Nel frattempo, mentre campi e città bruciano, l’Artide perde pezzi e il manto nevoso delle zone montane si sta sciogliendo.

Un’ondata di calore anomala, proprio mentre la guerra russo-ucraina imperversa e i paesi Ue sono stati costretti ad accrescere la domanda di carbon fossile per ovviare alla dipendenza dal gas russo. Gli accordi di Parigi, dunque, sembrano allontanarsi ancora di qualche miglio a discapito di un pianeta che ci denuncia la sua insofferenza all’inquinamento con gli effetti del ben noto cambiamento climatico.

Se il terzo weekend di luglio è sembrato rovente, secondo il meteo, il peggio deve ancora arrivare. Si scorge all’orizzonte una nuova ondata di caldo record che avrà il suo apice mercoledì 20 luglio. L’anticiclone africano Apocalisse 4.800 si farà sempre più caldo tanto da far raggiungere temperature record in molte città italiane, con valori massimi vicini o di poco superiori ai 40°C in pianura.

L’Anticiclone Apocalisse 4.800 è chiamato così perché la quota dello zero termico è prevista a quota 4.800 metri, per intenderci il Monte Bianco, la vetta più alta d’Europa. Porterà con sé sole su tutta la penisola per i prossimi 7 giorni. Sarà dunque una settimana bollente.

La causa di questo caldo rovente anomalo va ricercata nella particolare configurazione sinottica che si sta instaurando sull’Europa centro-meridionale e che viene chiamata in termine tecnico “blocco ad Omega”.

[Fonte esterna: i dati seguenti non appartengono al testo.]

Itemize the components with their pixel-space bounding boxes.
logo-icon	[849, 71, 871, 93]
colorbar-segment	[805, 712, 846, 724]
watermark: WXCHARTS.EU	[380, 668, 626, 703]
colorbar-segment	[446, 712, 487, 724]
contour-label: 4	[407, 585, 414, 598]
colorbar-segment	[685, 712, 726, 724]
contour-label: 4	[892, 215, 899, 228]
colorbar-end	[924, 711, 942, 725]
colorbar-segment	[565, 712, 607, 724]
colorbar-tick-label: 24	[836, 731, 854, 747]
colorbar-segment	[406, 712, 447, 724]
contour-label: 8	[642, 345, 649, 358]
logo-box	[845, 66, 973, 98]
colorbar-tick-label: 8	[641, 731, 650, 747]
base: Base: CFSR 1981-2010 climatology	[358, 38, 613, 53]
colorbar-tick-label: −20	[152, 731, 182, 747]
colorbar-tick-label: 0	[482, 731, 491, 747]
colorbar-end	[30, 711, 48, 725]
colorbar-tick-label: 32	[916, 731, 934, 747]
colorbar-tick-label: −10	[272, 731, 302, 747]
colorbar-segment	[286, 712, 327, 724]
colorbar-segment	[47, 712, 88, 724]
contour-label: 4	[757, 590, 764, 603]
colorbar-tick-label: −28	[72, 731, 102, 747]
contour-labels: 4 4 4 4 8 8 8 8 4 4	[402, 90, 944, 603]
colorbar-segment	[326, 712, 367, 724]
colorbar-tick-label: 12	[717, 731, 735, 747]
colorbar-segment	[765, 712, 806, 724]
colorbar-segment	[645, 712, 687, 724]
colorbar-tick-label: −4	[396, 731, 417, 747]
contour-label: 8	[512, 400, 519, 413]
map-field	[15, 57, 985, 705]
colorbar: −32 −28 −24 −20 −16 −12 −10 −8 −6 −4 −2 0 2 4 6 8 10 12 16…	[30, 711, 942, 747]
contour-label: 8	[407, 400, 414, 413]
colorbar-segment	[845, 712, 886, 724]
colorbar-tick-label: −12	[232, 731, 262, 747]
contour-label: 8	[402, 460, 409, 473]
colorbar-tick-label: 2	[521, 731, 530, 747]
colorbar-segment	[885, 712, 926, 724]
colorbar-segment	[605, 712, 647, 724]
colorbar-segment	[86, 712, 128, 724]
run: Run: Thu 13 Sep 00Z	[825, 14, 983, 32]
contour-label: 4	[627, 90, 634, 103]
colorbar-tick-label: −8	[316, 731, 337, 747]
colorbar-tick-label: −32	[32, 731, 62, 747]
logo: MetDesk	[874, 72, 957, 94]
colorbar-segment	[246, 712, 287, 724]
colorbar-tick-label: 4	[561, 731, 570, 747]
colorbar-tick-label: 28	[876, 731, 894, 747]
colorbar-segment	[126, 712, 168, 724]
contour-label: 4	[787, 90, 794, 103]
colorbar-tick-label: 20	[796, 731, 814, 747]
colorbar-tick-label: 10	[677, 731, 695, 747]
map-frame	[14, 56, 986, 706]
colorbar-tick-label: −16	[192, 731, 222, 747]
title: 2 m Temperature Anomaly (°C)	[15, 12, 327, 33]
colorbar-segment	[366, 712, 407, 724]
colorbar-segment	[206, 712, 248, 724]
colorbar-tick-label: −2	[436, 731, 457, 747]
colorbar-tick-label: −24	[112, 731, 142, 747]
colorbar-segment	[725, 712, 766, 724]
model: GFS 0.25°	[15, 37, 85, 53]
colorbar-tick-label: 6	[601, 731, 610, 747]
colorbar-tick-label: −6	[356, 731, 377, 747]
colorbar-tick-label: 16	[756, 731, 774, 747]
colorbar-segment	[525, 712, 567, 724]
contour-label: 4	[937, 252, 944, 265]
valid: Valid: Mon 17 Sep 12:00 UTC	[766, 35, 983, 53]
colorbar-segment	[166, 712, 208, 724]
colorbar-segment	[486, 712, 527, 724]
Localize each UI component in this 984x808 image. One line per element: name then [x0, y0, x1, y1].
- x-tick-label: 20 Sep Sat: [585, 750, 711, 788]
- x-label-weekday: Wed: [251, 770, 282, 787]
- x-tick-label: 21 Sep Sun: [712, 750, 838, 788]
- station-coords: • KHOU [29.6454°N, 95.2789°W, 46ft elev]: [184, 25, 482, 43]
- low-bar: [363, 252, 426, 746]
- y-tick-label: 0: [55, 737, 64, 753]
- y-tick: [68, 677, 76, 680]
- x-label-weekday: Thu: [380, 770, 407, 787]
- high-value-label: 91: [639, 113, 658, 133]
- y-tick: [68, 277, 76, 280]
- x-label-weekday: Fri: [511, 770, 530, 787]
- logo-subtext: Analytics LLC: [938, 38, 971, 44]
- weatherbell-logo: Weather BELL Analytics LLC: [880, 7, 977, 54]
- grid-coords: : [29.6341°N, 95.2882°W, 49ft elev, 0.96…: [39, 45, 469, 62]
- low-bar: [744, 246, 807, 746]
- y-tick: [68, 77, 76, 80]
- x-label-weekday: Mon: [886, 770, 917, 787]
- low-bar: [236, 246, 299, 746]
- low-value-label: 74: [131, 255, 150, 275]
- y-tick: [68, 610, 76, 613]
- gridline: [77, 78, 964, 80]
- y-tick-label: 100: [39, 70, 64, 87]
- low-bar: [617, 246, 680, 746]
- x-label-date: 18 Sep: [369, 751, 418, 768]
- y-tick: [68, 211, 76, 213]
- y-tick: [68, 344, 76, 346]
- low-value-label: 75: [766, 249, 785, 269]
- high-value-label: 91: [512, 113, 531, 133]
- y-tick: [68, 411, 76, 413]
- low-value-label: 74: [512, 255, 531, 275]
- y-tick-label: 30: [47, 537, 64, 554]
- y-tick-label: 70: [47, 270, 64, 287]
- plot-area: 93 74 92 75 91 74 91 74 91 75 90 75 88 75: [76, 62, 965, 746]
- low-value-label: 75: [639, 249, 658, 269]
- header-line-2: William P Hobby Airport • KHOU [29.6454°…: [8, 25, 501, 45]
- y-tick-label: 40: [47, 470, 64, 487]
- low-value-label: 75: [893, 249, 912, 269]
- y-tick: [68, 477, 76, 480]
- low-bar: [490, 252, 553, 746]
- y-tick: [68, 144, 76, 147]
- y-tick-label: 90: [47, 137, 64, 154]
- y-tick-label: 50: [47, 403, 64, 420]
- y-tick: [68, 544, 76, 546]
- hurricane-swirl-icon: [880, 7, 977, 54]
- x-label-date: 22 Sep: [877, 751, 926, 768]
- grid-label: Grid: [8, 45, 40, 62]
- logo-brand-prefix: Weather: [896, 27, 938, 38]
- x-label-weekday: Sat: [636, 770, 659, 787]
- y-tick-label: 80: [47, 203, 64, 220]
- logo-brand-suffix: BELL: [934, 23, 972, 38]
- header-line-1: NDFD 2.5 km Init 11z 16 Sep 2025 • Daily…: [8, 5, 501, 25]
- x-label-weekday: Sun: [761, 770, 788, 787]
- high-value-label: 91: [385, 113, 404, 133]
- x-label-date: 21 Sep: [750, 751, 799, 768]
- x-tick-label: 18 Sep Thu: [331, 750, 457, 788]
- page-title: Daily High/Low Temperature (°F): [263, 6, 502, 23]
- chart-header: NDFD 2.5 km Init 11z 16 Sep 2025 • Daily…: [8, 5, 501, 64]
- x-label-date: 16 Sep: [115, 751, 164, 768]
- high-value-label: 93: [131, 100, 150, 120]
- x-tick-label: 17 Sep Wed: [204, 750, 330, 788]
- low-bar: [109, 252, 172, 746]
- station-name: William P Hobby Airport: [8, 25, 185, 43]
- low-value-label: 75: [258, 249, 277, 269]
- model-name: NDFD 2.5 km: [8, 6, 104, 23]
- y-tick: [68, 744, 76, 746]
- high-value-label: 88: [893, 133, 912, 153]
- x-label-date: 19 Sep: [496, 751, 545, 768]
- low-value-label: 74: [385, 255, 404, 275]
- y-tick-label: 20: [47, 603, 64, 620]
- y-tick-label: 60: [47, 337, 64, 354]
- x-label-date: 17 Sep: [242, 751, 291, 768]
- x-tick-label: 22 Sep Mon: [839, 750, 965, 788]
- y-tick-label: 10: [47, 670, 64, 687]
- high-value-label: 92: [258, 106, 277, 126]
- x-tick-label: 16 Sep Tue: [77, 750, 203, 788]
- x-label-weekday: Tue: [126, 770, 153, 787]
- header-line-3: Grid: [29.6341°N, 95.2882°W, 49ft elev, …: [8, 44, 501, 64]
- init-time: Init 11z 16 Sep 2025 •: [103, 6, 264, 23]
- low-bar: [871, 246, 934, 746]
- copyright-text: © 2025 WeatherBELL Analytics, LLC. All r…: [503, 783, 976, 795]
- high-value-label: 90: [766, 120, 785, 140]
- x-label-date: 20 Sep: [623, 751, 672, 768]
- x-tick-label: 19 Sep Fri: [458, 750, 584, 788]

Si tratta di un’area anticiclonica che viene bloccata e alimentata da due centri di bassa pressione localizzati ai suoi fianchi e in grado di stazionare per molto tempo. Il blocco ad Omega è responsabile delle ormai tipiche ondate di calore dei mesi estivi, nonché di un blocco della dinamicità atmosferica,

Oltre al caldo estremo, “Apocalisse4800” porta condizioni stabili, quasi immobili con tanto sole e assenza di piogge su gran parte dell’Italia. I maggiori effetti di questa super ondata africana si vedranno nelle temperature che raggiungeranno picchi insoliti e forse anche da record a causa dell’origine sub-tropicale di queste masse d’aria dall’interno del deserto del Sahara.